The 1961 census recorded Tejgaon as comprising 7 hamlets, with a total population of 1,764 people (892 male and 872 female), in 278 households and 232 physical houses. The area of the village was given as 1,310 acres.

The 1981 census recorded Tejgaon as having a population of 2,358 people, in 394 households, and having an area of 480.78 hectares. The main staple foods were given as wheat and rice.

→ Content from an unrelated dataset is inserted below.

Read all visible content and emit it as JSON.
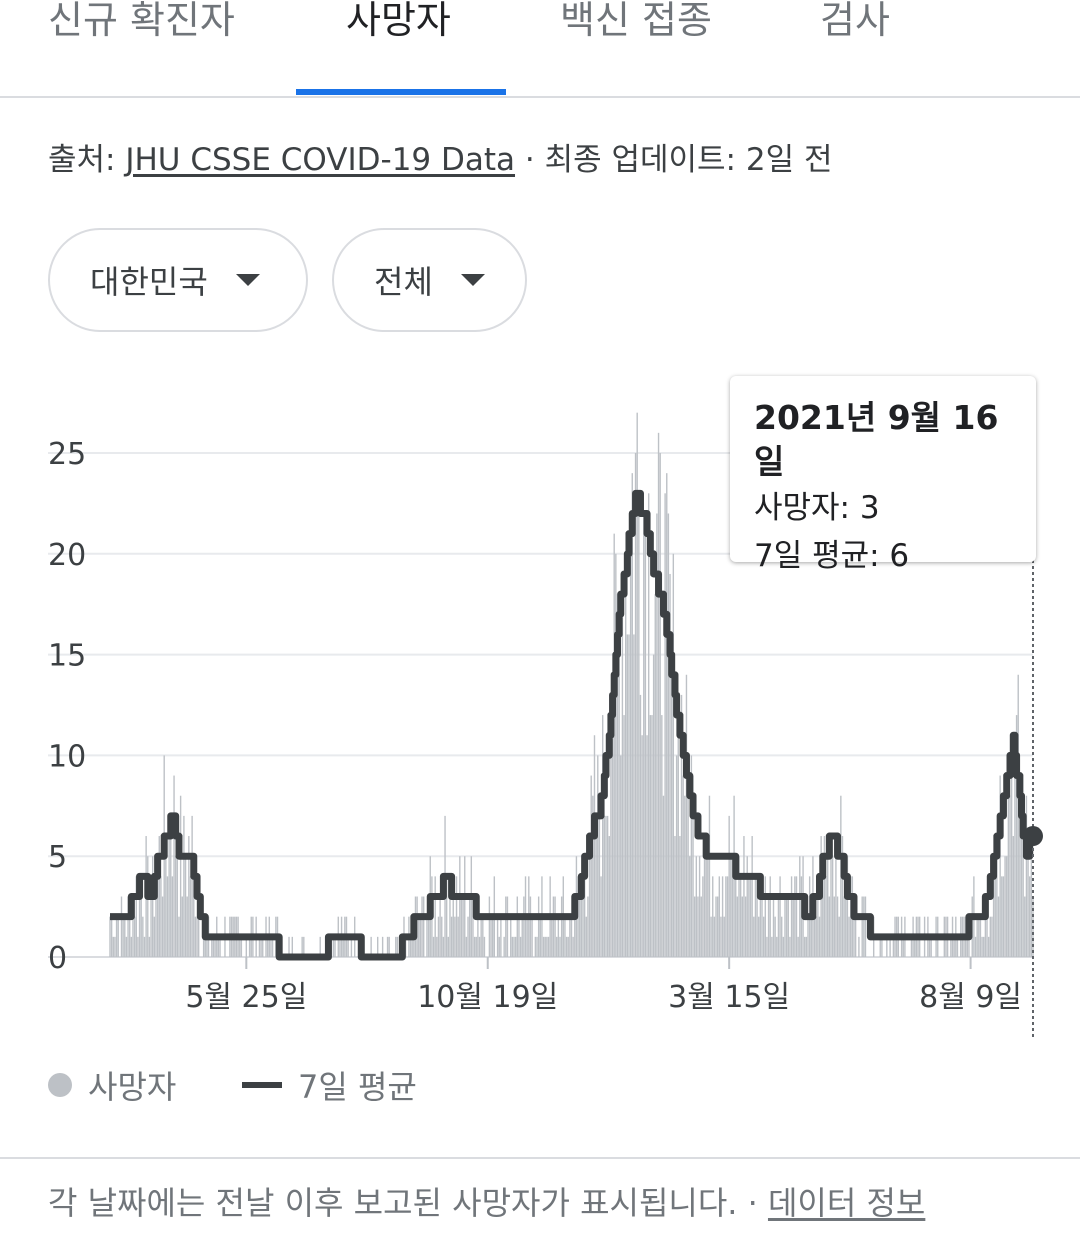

The 1991 census recorded Tejgaon as having a total population of 2,937 people (1,532 male and 1,405 female), in 511 households and 508 physical houses. The area of the village was listed as 481 hectares. Members of the 0-6 age group numbered 552, or 19% of the total; this group was 54% male (300) and 46% female (252). Members of scheduled castes made up 34% of the village's population, while no members of scheduled tribes were recorded. The literacy rate of the village was 41% (896 men and 299 women). 831 people were classified as main workers (648 men and 183 women), while 0 people were classified as marginal workers; the remaining 2,106 residents were non-workers. The breakdown of main workers by employment category was as follows: 391 cultivators (i.e. people who owned or leased their own land); 272 agricultural labourers (i.e. people who worked someone else's land in return for payment); 7 workers in livestock, forestry, fishing, hunting, plantations, orchards, etc.; 1 in mining and quarrying; 5 household industry workers; 21 workers employed in other manufacturing, processing, service, and repair roles; 2 construction workers; 23 employed in trade and commerce; 6 employed in transport, storage, and communications; and 103 in other services.